The International NGO Safety and Security Association (INSSA) is an association of NGO security professionals and those committed to addressing the safety and security challenges facing humanitarian and NGO field workers.  Through advocacy, collaboration, standardization, and professional development INSSA seeks a world where humanitarian and development assistance are safely accessed and delivered to people in need.  INSSA, in support of its members who often bear the responsibility of supporting colleagues and partners to deliver life-saving assistance in hostile and insecure environments, has created a competency-based framework to enhance the professional development and build the safety and security risk management capacity of members working in the humanitarian aid and development sector.

With the generous support from Irish Aid and following intensive work over the past eighteen months, involving security risk management professionals, humanitarian practitioners and thought leaders, INSSA has launched the Security Risk Management Professional - Country level certification. INSSA has created an NGO Security Professional Development Program to define key Security Risk Management Professional (SRMP) competencies at four management levels (Country, Regional, Global, and Executive), and to develop a process to certify that an individual professional has demonstrated the capacity to meet these competencies at each level.  INSSA defines competency as “the skills, knowledge and behaviors necessary for an individual to be able to function at a particular level in their management of the security needs of their respective organization”.
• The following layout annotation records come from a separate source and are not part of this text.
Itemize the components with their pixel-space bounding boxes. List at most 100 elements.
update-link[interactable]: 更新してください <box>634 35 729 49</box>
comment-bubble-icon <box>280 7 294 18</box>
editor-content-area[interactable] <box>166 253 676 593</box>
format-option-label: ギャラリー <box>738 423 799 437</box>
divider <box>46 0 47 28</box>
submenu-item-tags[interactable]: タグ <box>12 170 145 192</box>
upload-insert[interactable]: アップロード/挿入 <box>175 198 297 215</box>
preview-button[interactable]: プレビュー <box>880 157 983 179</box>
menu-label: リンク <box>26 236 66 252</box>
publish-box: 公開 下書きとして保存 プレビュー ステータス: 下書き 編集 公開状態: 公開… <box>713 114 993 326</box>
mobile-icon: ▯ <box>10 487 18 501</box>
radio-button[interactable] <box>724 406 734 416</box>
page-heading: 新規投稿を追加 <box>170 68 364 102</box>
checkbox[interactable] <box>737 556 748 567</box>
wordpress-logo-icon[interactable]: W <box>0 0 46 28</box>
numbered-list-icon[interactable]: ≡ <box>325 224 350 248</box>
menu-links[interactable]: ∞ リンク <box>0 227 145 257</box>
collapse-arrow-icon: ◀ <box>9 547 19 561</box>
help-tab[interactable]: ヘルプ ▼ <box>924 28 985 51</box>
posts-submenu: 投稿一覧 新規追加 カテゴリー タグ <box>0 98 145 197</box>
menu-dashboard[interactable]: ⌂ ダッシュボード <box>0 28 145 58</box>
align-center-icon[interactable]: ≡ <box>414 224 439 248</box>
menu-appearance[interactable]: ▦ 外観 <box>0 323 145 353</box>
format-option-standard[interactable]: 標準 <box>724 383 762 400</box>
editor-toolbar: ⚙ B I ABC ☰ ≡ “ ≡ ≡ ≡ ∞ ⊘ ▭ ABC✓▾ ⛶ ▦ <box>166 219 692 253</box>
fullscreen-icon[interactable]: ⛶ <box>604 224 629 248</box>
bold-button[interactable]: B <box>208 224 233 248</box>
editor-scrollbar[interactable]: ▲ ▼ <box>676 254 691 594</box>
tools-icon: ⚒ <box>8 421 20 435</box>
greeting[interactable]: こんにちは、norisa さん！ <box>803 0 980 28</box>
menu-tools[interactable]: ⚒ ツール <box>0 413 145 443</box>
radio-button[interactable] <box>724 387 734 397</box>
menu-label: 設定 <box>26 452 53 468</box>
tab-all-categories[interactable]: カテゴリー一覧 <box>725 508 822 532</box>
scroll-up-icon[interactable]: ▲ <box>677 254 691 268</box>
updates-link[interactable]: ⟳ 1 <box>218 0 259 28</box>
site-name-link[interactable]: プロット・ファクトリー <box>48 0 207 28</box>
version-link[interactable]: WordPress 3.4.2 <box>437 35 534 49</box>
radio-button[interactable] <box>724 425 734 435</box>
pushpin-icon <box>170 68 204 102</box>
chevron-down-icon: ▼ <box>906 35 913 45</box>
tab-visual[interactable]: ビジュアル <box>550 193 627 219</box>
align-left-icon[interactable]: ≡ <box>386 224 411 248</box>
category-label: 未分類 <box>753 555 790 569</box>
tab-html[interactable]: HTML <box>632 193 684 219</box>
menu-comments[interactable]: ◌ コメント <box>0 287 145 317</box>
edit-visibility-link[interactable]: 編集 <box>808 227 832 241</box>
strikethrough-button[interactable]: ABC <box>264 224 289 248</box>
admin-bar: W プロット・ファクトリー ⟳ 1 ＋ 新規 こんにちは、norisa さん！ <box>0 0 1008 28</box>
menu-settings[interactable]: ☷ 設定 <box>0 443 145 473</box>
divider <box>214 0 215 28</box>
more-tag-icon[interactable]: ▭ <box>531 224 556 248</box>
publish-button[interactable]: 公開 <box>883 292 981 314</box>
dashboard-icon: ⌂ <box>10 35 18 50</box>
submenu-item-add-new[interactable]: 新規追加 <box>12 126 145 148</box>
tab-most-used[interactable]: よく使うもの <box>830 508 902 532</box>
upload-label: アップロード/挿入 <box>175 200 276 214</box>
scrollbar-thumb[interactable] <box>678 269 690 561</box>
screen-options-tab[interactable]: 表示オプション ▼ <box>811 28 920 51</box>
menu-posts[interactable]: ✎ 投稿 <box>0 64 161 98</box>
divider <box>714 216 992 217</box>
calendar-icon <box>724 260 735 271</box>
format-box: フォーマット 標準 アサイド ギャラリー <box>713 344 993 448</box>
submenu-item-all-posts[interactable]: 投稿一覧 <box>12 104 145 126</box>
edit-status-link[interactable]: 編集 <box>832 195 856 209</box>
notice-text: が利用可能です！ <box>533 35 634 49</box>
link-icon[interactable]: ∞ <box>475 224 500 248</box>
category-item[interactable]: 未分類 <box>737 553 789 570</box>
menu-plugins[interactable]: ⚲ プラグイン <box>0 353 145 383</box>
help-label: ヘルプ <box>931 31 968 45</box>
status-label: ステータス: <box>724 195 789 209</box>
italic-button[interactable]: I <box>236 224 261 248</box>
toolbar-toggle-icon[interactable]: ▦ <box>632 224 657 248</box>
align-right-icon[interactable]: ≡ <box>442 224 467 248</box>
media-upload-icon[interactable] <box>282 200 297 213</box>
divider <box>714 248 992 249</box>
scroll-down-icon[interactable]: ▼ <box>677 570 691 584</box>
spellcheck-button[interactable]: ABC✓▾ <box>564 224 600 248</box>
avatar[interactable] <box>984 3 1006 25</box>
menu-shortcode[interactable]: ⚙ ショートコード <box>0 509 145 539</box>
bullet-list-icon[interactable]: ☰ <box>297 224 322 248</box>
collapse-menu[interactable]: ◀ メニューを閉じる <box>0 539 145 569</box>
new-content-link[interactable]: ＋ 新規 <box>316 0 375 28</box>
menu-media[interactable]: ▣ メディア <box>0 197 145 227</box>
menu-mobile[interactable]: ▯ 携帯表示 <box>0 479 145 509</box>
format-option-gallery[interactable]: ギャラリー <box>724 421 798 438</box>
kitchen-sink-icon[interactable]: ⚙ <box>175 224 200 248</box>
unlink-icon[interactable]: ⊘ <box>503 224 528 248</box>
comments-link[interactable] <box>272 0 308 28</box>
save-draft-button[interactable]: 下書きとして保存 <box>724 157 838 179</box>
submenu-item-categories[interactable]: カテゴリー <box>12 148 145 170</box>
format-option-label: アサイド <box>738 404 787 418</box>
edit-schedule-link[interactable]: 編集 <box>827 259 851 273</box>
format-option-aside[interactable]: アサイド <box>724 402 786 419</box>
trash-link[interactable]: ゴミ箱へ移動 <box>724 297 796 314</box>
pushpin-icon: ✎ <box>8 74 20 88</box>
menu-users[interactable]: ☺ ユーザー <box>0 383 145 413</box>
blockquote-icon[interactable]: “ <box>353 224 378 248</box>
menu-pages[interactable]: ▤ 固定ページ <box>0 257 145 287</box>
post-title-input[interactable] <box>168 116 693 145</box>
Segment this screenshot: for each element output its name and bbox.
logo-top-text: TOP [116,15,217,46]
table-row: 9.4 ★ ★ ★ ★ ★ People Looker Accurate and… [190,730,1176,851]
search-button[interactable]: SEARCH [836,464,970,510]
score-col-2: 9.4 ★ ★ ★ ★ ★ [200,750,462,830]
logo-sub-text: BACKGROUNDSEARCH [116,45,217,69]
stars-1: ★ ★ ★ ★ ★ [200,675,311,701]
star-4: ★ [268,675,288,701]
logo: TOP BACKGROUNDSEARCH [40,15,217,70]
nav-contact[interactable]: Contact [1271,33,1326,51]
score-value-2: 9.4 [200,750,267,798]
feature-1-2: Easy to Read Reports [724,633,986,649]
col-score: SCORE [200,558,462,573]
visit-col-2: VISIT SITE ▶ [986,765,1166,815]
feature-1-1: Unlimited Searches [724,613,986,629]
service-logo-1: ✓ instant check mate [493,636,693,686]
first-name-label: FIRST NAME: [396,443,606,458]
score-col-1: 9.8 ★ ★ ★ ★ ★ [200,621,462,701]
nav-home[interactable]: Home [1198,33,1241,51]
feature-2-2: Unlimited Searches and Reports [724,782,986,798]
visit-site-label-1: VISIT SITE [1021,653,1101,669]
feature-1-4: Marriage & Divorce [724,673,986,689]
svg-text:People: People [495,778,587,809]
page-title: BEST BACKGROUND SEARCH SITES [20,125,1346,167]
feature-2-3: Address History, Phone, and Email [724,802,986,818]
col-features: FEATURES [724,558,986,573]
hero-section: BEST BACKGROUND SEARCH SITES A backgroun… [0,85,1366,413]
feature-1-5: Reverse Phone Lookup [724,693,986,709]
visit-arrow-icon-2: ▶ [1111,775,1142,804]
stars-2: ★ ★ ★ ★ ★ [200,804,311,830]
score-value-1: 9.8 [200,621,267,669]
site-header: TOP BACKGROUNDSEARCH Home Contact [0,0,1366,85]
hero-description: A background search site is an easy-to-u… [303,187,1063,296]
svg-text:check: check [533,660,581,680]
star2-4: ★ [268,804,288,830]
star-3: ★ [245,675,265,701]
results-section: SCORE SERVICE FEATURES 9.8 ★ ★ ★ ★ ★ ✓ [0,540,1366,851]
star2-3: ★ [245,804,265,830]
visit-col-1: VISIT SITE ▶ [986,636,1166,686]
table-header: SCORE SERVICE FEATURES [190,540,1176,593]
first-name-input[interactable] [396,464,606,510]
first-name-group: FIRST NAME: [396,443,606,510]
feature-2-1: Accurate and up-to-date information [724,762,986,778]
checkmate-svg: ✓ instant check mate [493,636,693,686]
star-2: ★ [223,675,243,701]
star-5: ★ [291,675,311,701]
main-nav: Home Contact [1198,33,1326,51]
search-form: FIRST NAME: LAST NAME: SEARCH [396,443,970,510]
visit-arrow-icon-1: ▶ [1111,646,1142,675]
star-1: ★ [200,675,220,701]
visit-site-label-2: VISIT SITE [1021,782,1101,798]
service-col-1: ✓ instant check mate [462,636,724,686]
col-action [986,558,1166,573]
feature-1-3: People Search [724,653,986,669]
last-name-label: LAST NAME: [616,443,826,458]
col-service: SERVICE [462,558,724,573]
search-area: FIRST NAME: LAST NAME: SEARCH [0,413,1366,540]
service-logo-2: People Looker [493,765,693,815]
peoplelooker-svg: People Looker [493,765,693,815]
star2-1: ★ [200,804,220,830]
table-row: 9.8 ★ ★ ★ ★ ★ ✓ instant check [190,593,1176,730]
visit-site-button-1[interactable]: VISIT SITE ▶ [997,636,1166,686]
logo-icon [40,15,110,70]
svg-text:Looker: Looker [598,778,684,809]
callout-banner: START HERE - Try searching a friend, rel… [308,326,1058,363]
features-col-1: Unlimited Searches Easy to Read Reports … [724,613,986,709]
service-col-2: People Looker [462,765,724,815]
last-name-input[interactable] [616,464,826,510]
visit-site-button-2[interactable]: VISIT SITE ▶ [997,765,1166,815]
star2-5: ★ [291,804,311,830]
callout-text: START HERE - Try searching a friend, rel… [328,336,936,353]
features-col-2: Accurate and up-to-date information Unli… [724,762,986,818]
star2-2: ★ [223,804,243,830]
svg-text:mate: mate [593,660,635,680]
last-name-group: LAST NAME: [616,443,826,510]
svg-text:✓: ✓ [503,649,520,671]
The Security Risk Management Professional (SRMP) certification is the only international certification program designed exclusively for NGO security risk management professionals. The certification, developed through a rigorous process compliant with the ISO 31000 standard for risk management and supported by seminal security risk management documents developed by ICRC, EISF, HPN, and SMI will cover the following competency areas specific to NGO security risk management:

Competency Area

Competencies

A: Risk Assessment

A1: Communication and Consultation

A2: Establishing Context

A3: Risk Identification

A4: Risk Analysis

A5: Risk Evaluation

A6: Risk Treatment Plans

B: Principles, Policies and Protocols

B1: Policies and Standards Design and Development

B2: Accountability and Responsibility

B3: Planning and Budgeting

B4: Compliance, Performance & Effectiveness

B5: Information Management

C: Leadership, Management and Implementation

C1: Resource Management

C2: Professional Development

C3: Communication

C4: Diversity & Inclusion

C5: Employee Engagement

C6: Innovation & Change Management

D: Critical Incident Response

 

 

 

 

 

 

 

D1: Incident Identification and Response

D2: Stakeholder Engagement

D3: Incident Management

D4: Incident Follow-up

D5: Incident Review

Reflecting the critical importance of effective safety and security risk management throughout the humanitarian and NGO sectors, the Professional Development Program and certification process are designed to support and demonstrate members’ long-term commitment to continued professionalism and accountability in their roles in security risk management at all levels.  Certificants are required to demonstrate minimum experience through an assessment process, and commit to a code of ethics and professional conduct. Moreover, to maintain the validity of their certification, they agree to meet continuing education requirements.

INSSA has engaged leading experts and innovators in the development and delivery of the certification programs to ensure that the INSSA Security Risk Management Professional certification at all four levels meets established international standards as applied in the NGO and humanitarian program context. The certification assessment will include 100 multiple choice questions covering the competency categories, and will be accessible in English via the internet from anywhere in the world.

A variety of resources will be available through INSSA to prospective certificants to help them prepare for the certification exams, including sample questions, study guides outlining key points, and links to learning resources from a variety of providers.